The plant has spongy rhizomes that can survive for long periods in dry hollows such as river beds until the rains come to their rescue and they resprout. Oxygen needed by the roots is transported by specially adapted ducts from the leaves down the petioles, through to the roots.
The round, flat leaves floating on the water have long petioles rising directly from the rhizomes anchored in the mud by the roots. Leaf margins are turned up and the top surface of the leaf has a wax coating, repelling the water. Blue star-shaped flowers with many petals rise above the water on sturdy stalks throughout spring and summer, opening only in the middle part of the day.

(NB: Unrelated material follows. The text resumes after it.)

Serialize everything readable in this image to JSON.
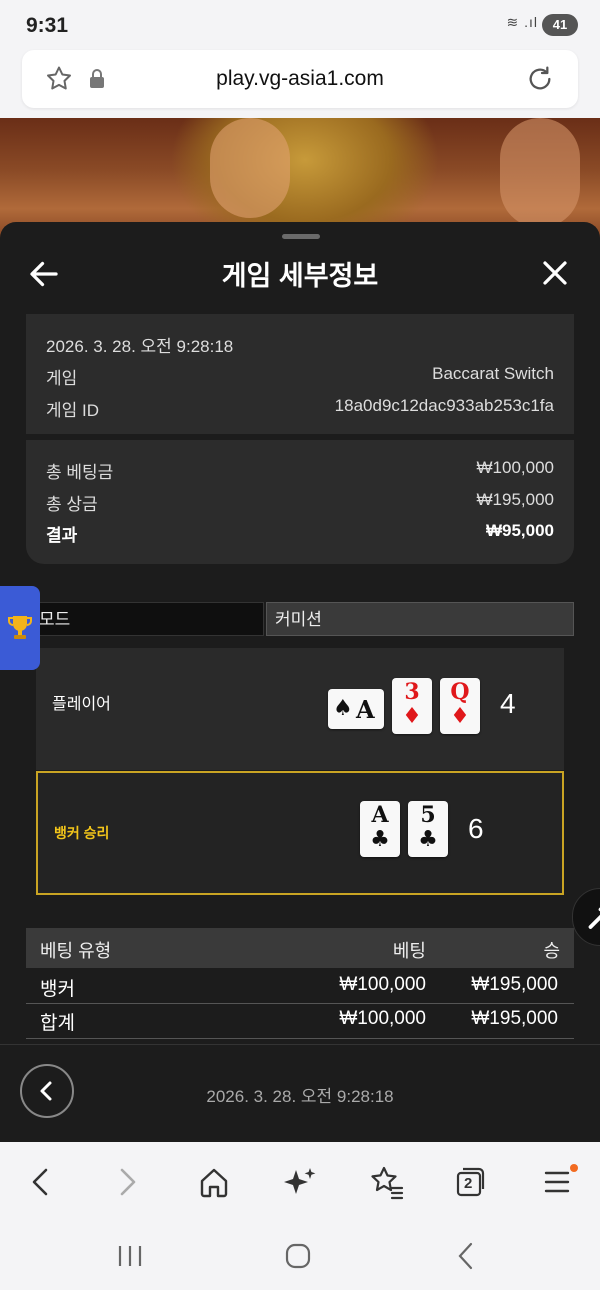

A waterside fringed with lush trees in bright sunshine brings eye-catching conditions for best presenting these plants.
N. nouchali var. caerulea is the same plant as the Egyptian blue lotus that was held sacred in ancient Egypt. The plant being mildly psycho-active, Egyptians in the days of the pharaohs soaked the petals in their wine or brewed a concoction that had certain desirable effects. Today's users probably prefer stronger stuff. But growing the plant around the Nile was clearly not only for eating the rhizomes.
There are four other varieties of N. nouchali found in southern to central Africa, flowering white, pink and mauve. N. lotus, flowering white, is the second species of Nymphaea that grows in southern Africa (Andrew, 2012; www.plantzafrica.com).